Alternating between Ritwik’s tale is also the story of Maud Gilby. Maud is a middle aged woman who moves to the British ruled Bengal of the 1900’s and aims to liberate Indian women at the time and so becomes a teacher of English to rich Indian men’s wives. Initially you think ‘how on earth can these two tales have anything to do with each other?’ Well this is where I felt Mukherjee showed he was even more accomplished as the reader has to do some work to link the two, I shall say no more other than the result is a wonderful one.
It is hard to believe that this is a debut novel as to read it feels so accomplished. Unlike other books that could have made you feel almost too much is going on everything is measured and paced, themes are explored but not overly so. No puddings are overegged by Mr Mukherjee here where some authors might have gone into melodrama or overkill. The prose is both lush and stark in parts and has a wonderful flow to it. The only slight tiny niggle I had was that Maud Gilby’s tale is all in bold which played a bit with my eyes, as I said a small niggle though.
This book has also won India’s prestigious Vodaphone Crossword Book Award under its original title ‘Past Continuous’ and I believe, though I could be wrong, it beat Salman Rushdie. It’s a new award to me and one whose winners I will now definitely be looking to read. This win came as a surprise to some for the way it graphically portrays a hidden homosexual life in the early nineties but Mukherjee didn’t write this book to shock its part of making this particular story ring true, it is also by no means the be all and end all of the novel itself. I think actually the tale of child abuse is the one most people will find the hardest part of the book to read.

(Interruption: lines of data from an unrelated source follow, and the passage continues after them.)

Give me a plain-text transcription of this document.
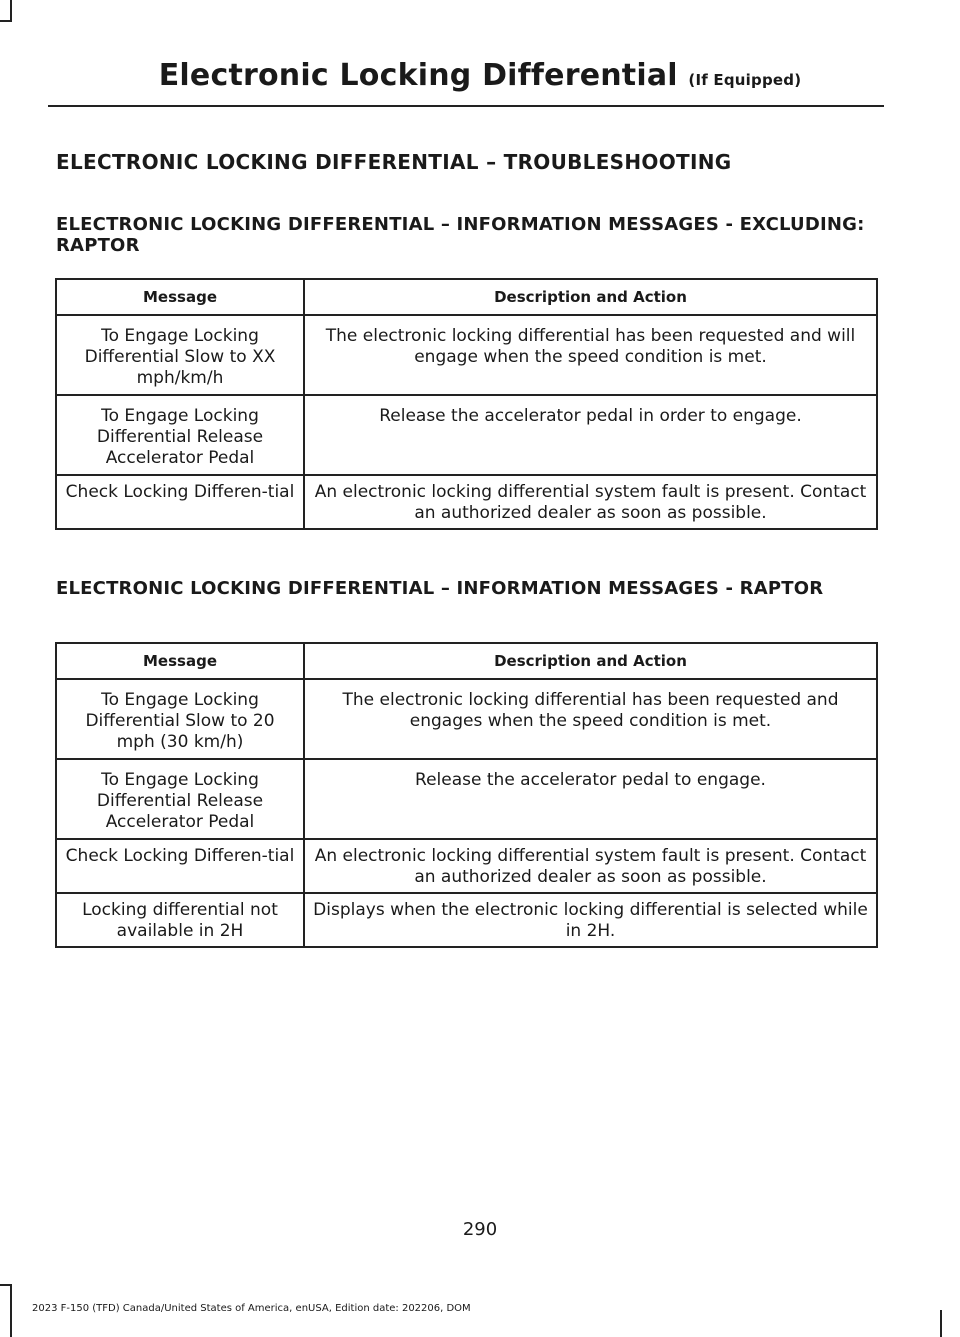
Electronic Locking Differential (If Equipped)
ELECTRONIC LOCKING DIFFERENTIAL – TROUBLESHOOTING
ELECTRONIC LOCKING DIFFERENTIAL – INFORMATION MESSAGES - EXCLUDING: RAPTOR
Message	Description and Action
To Engage Locking Differential Slow to XX mph/km/h	The electronic locking differential has been requested and will engage when the speed condition is met.
To Engage Locking Differential Release Accelerator Pedal	Release the accelerator pedal in order to engage.
Check Locking Differen-tial	An electronic locking differential system fault is present. Contact an authorized dealer as soon as possible.
ELECTRONIC LOCKING DIFFERENTIAL – INFORMATION MESSAGES - RAPTOR
Message	Description and Action
To Engage Locking Differential Slow to 20 mph (30 km/h)	The electronic locking differential has been requested and engages when the speed condition is met.
To Engage Locking Differential Release Accelerator Pedal	Release the accelerator pedal to engage.
Check Locking Differen-tial	An electronic locking differential system fault is present. Contact an authorized dealer as soon as possible.
Locking differential not available in 2H	Displays when the electronic locking differential is selected while in 2H.
290
2023 F-150 (TFD) Canada/United States of America, enUSA, Edition date: 202206, DOM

Not only, as I mentioned above, is it a book that leaves you feeling a little differently about life, not on a grand scale but in subtle ways and haunts you after you finish the last sentence. I have absolutely everything crossed that this book ends on the Man Booker Longlist as it truly deserves to win so I am hoping its eligible and the publishers put it forward. A must read, a full ten out of ten from me, a book I would whole heartedly recommend to all of you. In fact I am tempted to say that you have to get this book right now and I don’t say too often.